Sharing Political Power in Iraq

In the summer of 2005, two years after the United States sent its troops to Iraq to topple Saddam Hussein, Iraqi political leaders are busy attempting to draft a written constitution for the country. Media coverage of their efforts has been extensive. The Bush Administration continues to insist upon the importance of completing the task, even though the arbitrarilyi set deadline of August 15, 2005 has been missed.
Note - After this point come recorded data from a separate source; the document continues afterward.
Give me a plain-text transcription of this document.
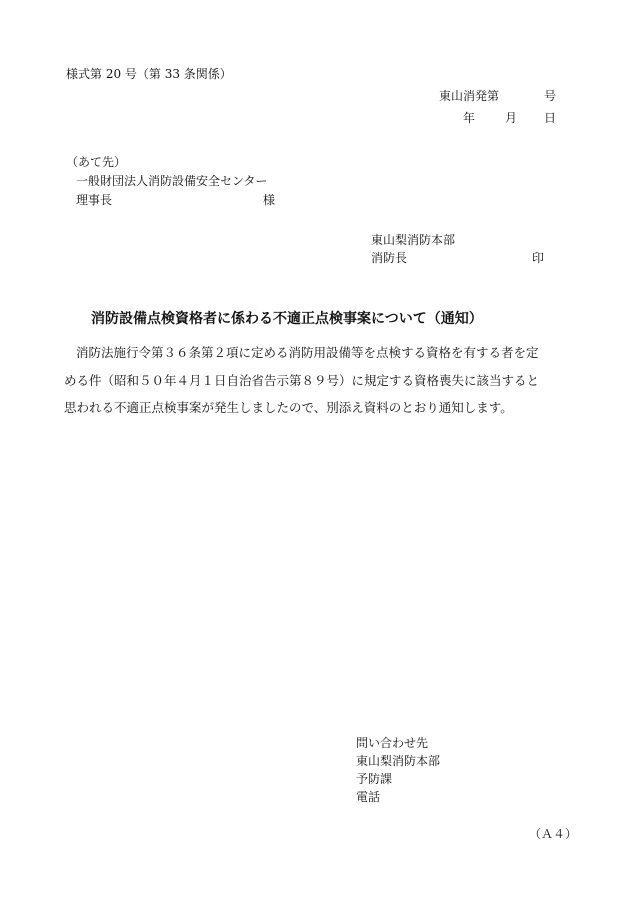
様式第 20 号（第 33 条関係）
東山消発第	号
年 月 日
（あて先）
一般財団法人消防設備安全センター
理事長	様
東山梨消防本部
消防長	印
消防設備点検資格者に係わる不適正点検事案について（通知）
消防法施行令第３６条第２項に定める消防用設備等を点検する資格を有する者を定
める件（昭和５０年４月１日自治省告示第８９号）に規定する資格喪失に該当すると
思われる不適正点検事案が発生しましたので、別添え資料のとおり通知します。
問い合わせ先
東山梨消防本部
予防課
電話
（Ａ４）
Each of the two leading members of the U.S.-led coalition in Iraq–Great Britain, and the United States itself–have a constitution. However, the British constitution, unlike that of the United States, is unwritten. Since Iraq does not have the same history as Great Britain, with the British population’s willing acceptance of certain customs, beliefs, and practices,
it probably would do well to have a written constitution. Further, since the U.S. constitution is written, and based on the idea of a federal government, it can serve as a model to guide Iraqis in their efforts to draft an acceptable document.

In a democracy, a constitution serves as the supreme law of the land. Especially with reference to a federal system of government, the document specifically identifies which powers the national government will have and which powers member states will have. In Iraq, with three main group vying for power–the Sunnis, the Shia, and the Kurd–the constitution will have to allow for an acceptable division of political power among them.

Politics fundamentally remains the determination of who gets what in a society. In the case of Iraq, which for so many years was under the dictatorial control of Saddam Hussein, groups once repressed politically now desire to have a voice in the government. The situation is especially compelling, in light of Iraq’s oil riches. Clearly, a determination has to be made over how the country’s key natural resource of oil will be controlled and how the resulting revenues from its sale will be distributed to benefit society as a whole.

Additionally, given the importance of Islam in Iraqi society, the constitution will have to specify the role of that religion in national politics. On that matter, of course, the U.S. constitution is of no assistance, since there is a strict separation of church and state in the United States.

In view of their lack of experience in writing a constitution, together with sensitive issues such as religion and the divisoin of oil revenues facing them, it’s no wonder that those involved in drafting a constitution missed the August 15th deadline.

Whatever document they produce in the end will be expected to provide a solid foundation for the building of a functioning democracy in the country.